Menteri Kesehatan Terawan Agus Putranto dan Menteri Pariwisata dan Ekonomi Kreatif Wishnutama dalam jumpa pers peluncuran Katalog Wisata Kesehatan dan Skenario Perjalanan Wisata Kebugaran, Selasa 19 November 2019 di Jakarta/Kementerian Kesehatan
TEMPO.CO, Jakarta - Organisasi apoteker di Indonesia, Farmasis Indonesia Bersatu meminta proses izin edar obat tetap dilakukan oleh Badan Pengawasan Obat dan Makanan (BPOM).

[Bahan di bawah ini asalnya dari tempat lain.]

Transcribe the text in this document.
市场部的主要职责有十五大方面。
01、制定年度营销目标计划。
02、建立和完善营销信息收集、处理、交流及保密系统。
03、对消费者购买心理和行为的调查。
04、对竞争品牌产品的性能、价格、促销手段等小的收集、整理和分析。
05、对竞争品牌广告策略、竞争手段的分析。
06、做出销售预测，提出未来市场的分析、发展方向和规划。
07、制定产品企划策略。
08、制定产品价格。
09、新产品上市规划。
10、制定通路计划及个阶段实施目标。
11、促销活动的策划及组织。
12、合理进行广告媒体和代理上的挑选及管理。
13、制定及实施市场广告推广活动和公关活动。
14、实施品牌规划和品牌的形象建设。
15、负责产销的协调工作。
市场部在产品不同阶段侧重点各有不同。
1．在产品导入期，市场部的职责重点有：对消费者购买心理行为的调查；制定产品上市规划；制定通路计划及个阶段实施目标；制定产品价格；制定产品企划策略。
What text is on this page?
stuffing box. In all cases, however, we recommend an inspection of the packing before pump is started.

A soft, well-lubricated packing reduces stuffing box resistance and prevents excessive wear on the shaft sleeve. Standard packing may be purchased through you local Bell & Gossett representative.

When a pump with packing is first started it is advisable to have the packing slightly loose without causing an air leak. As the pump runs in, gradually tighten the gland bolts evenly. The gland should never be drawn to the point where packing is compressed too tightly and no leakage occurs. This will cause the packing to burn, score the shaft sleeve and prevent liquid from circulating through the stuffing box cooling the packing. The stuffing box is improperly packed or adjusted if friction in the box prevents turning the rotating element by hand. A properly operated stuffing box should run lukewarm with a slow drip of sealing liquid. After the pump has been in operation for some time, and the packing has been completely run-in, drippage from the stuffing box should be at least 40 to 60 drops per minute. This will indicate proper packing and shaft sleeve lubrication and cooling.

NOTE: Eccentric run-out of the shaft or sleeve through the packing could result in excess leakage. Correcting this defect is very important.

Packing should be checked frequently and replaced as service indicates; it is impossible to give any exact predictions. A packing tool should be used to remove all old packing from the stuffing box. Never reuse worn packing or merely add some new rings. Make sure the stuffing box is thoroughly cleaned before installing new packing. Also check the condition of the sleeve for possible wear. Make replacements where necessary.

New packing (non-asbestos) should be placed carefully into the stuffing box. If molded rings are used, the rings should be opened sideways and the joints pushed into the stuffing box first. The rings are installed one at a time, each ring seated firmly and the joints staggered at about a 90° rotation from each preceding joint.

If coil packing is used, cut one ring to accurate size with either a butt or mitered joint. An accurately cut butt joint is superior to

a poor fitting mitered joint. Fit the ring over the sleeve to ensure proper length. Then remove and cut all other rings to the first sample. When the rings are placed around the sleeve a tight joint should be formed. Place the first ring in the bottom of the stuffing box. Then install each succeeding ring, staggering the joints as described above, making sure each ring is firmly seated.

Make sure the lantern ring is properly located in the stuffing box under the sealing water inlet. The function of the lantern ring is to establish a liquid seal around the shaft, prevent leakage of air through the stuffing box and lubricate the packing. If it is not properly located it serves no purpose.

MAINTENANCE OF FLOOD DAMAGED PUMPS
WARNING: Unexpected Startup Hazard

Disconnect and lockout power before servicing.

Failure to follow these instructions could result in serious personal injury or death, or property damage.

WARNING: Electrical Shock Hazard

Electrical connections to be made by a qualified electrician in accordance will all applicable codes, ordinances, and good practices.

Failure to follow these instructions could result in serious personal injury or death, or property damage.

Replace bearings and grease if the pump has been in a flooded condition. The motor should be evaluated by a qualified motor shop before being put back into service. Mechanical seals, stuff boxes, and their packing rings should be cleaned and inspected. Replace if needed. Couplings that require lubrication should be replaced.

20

Ketua Umum Farmasis Indonesia Bersatu (FIB) Fidi Setyawan berharap Menteri Kesehatan Terawan Agus Putranto membatalkan wacana mengembalikan kewenangan proses izin edar obat di Kementerian Kesehatan.
Fidi menginginkan proses izin edar obat tetap berada di bawah BPOM. Dia juga meminta BPOM untuk mempercepat proses izin tersebut sebagaimana banyak dikeluhkan oleh industri farmasi atas prosedur yang berlarut-larut.
"Mendorong Badan POM melakukan percepatan perizinan sehingga membuat iklim Investasi Kondusif," kata dia, Sabtu 30 November 2019.
Farmasis Indonesia Bersatu juga mendorong BPOM melakukan desentralisasi perizinan kepada Balai POM Daerah untuk produk-produk UKM dan jamu tradisional sehingga bisa meningkatkan pertumbuhan ekonomi secara adil dan merata.
Fidi meminta BPOM meningkatkan penerimaan pegawai berkualifikasi apoteker dengan tujuan untuk meningkatkan penyuluh produk farmasi kreatif.
Farmasis Indonesia Bersatu, kata dia, telah beraudensi dengan ketua Badan POM Penny Lukito. Dalam pertemuan tersebut dirinya juga meminta agar BPOM meningkatkan komunikasi dengan organisasi-organisasi apoteker dalam hal penyusunan regulasi ke depan.
Organsisasi Farmasis Indonesia Bersatu juga meminta Badan POM menjamin peredaran dan distribusi obat hanya dari sarana kefarmasian dan bersikap setara di dalam penindakan di semua sarana terkait obat.
Deputi direktur lembaga kajian Pusat Studi Nusantara (PUSTARA) Agus Surono berpendapat wacana Menkes Terawan Agus Putranto yang akan mempercepat proses izin edar obat bisa berdampak pada keamanan produk obat.
<!--more-->
Menurut Agus, izin edar obat dikeluarkan oleh otoritas obat dan makanan dengan mengikuti standar prosedur yang prudent untuk memastikan setiap obat yang beredar dan dikonsumsi oleh masyarakat harus aman, bermutu dan berkhasiat (Effective and Efficacy).
"Hal ini sudah pasti akan menimbulkan kekuatiran atau ketakutan tidak saja bagi yang mengkonsumsi obat tersebut, melainkan juga oleh dokter yang akan meresepkan dan apoteker yang meracikan atau memberikan obat kepada pasien akan keamanan, mutu, efektifitas dan efikasi obat tersebut," kata Agus.